Back to the Beach is the theme of this week’s Carnival of Education, hosted by What It’s Like On the Inside. Ms. Cornelius wonders why so many of her students are on Ritalin. How much is enough?

Me-Ander recalls the days when children were expected to sit quietly in class. Teachers had to speak clearly but never needed to shout.

. . . if I was a kid today, I’d be considered “learning disabled.” The experts would diagnose me as suffering from “attention disorders.” I didn’t suffer from the “disorder” when I was a kid, since the classroom was quiet.

One of the first things I noticed when I started to go into classrooms as a reporter was how noisy and distracting the environment is. It’s got to be a real challenge for kids who have trouble focusing.

About Joanne


  1. Mrs. Davis says:

    I had a wonderful Latin teacher, Miss Dietz, to whom I owe what little knowledge I have of English grammar, who spoke in a whisper. My mother tells the story that at back to school night after her presentation the father of one of my classmates said, “My son complains he can never hear you and now I understand why.”

    She explained to him, “Then you’ll have to learn to listen better, too.”

  2. My son isn’t ADD or ADHD, but he does have auditory processing disorder (he has problems listening, especially in a noisy enviroment). There isn’t much they can do in the classroom besides for putting Tennis Balls on the feet of all the chairs and desks.

    Its really not that big of a deal, and he ended up on honor roll… but I suspect he would do even better in a well behaved (read quieter class).

  3. In my experience I have found that noisy classrooms make it more disctracting for kids to learn. They do seem to be noisier than years before.


  4. thanks for the link
    I really consider today’s classroom a horror and feel sorrier for the kids than for my fellow teachers. It may sound strange, but it’s true.

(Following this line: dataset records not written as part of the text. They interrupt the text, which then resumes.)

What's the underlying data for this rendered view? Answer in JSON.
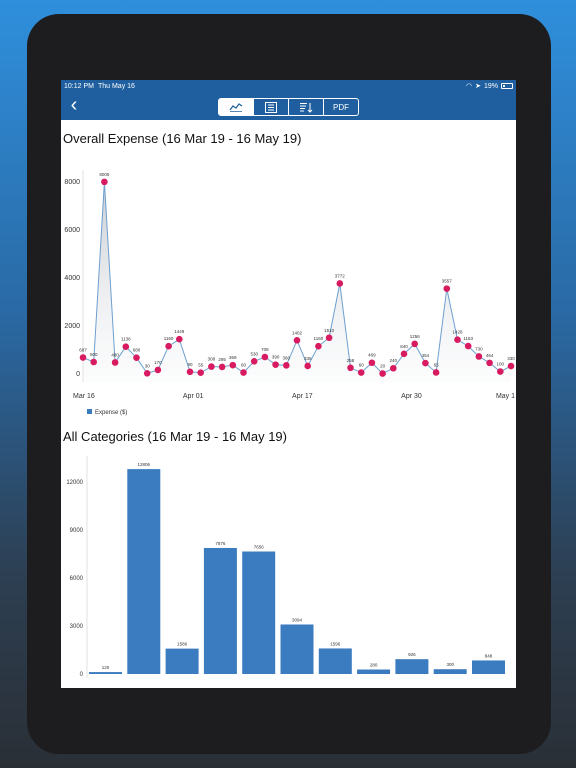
{
  "status": {
    "time": "10:12 PM",
    "date": "Thu May 16",
    "battery": "19%"
  },
  "nav": {
    "back_icon": "chevron-left-icon",
    "segments": [
      {
        "name": "line-chart-icon",
        "label": "",
        "active": true
      },
      {
        "name": "list-icon",
        "label": "",
        "active": false
      },
      {
        "name": "sort-icon",
        "label": "",
        "active": false
      },
      {
        "name": "pdf-button",
        "label": "PDF",
        "active": false
      }
    ]
  },
  "expense_title": "Overall Expense (16 Mar 19 - 16 May 19)",
  "categories_title": "All Categories (16 Mar 19 - 16 May 19)",
  "colors": {
    "nav": "#1f5f9f",
    "point": "#d81b60",
    "line": "#6d9fd0",
    "bar": "#3b7bbf"
  },
  "chart_data": [
    {
      "type": "area",
      "title": "Overall Expense (16 Mar 19 - 16 May 19)",
      "x_ticks": [
        "Mar 16",
        "Apr 01",
        "Apr 17",
        "Apr 30",
        "May 1"
      ],
      "y_ticks": [
        "0",
        "2000",
        "4000",
        "6000",
        "8000"
      ],
      "ylim": [
        0,
        8000
      ],
      "legend": "Expense ($)",
      "values": [
        687,
        500,
        8005,
        480,
        1138,
        680,
        30,
        170,
        1160,
        1449,
        90,
        55,
        308,
        295,
        369,
        60,
        530,
        708,
        390,
        360,
        1402,
        335,
        1160,
        1510,
        3772,
        258,
        60,
        469,
        20,
        240,
        840,
        1256,
        454,
        65,
        3557,
        1428,
        1163,
        730,
        464,
        100,
        330
      ],
      "labels": [
        "687",
        "500",
        "8005",
        "480",
        "1138",
        "680",
        "30",
        "170",
        "1160",
        "1449",
        "90",
        "55",
        "308",
        "295",
        "369",
        "60",
        "530",
        "708",
        "390",
        "360",
        "1402",
        "335",
        "1160",
        "1510",
        "3772",
        "258",
        "60",
        "469",
        "20",
        "240",
        "840",
        "1256",
        "454",
        "65",
        "3557",
        "1428",
        "1163",
        "730",
        "464",
        "100",
        "330"
      ]
    },
    {
      "type": "bar",
      "title": "All Categories (16 Mar 19 - 16 May 19)",
      "y_ticks": [
        "0",
        "3000",
        "6000",
        "9000",
        "12000"
      ],
      "ylim": [
        0,
        13500
      ],
      "values": [
        120,
        12806,
        1586,
        7876,
        7656,
        3094,
        1596,
        280,
        926,
        300,
        848
      ],
      "labels": [
        "120",
        "12806",
        "1586",
        "7876",
        "7656",
        "3094",
        "1596",
        "280",
        "926",
        "300",
        "848"
      ]
    }
  ]
}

  5. My second grade teacher (this is back in the 1960’s) was really strict about silence. Even when we were doing worksheets or something, she required strict silence. No fidgeting, no tapping, no scuffling the feet.

    I was terrible at silence. I was one of those kids who would race through the work, then be bored and cause problems. At that age, I couldn’t just sit and read a book. Mrs Stephens was a veteran who had seen kids like me before, however, and knew what to do. She told me and my fellow restless student George Demotsis that, if we both had finished all of our work and had nothing to do, we could go to the back of the classroom and play chess. However, as everyone knows, chess must be played in complete silence.

    It worked. Two or three times a week George and I got to play chess silently (although I don’t recall that we very often got to finish a game). This kept us a lot more quiet and, possibly, the mental exercise was helpful. At least it did no harm and it preserved the silence that Mrs Stephens so dearly loved.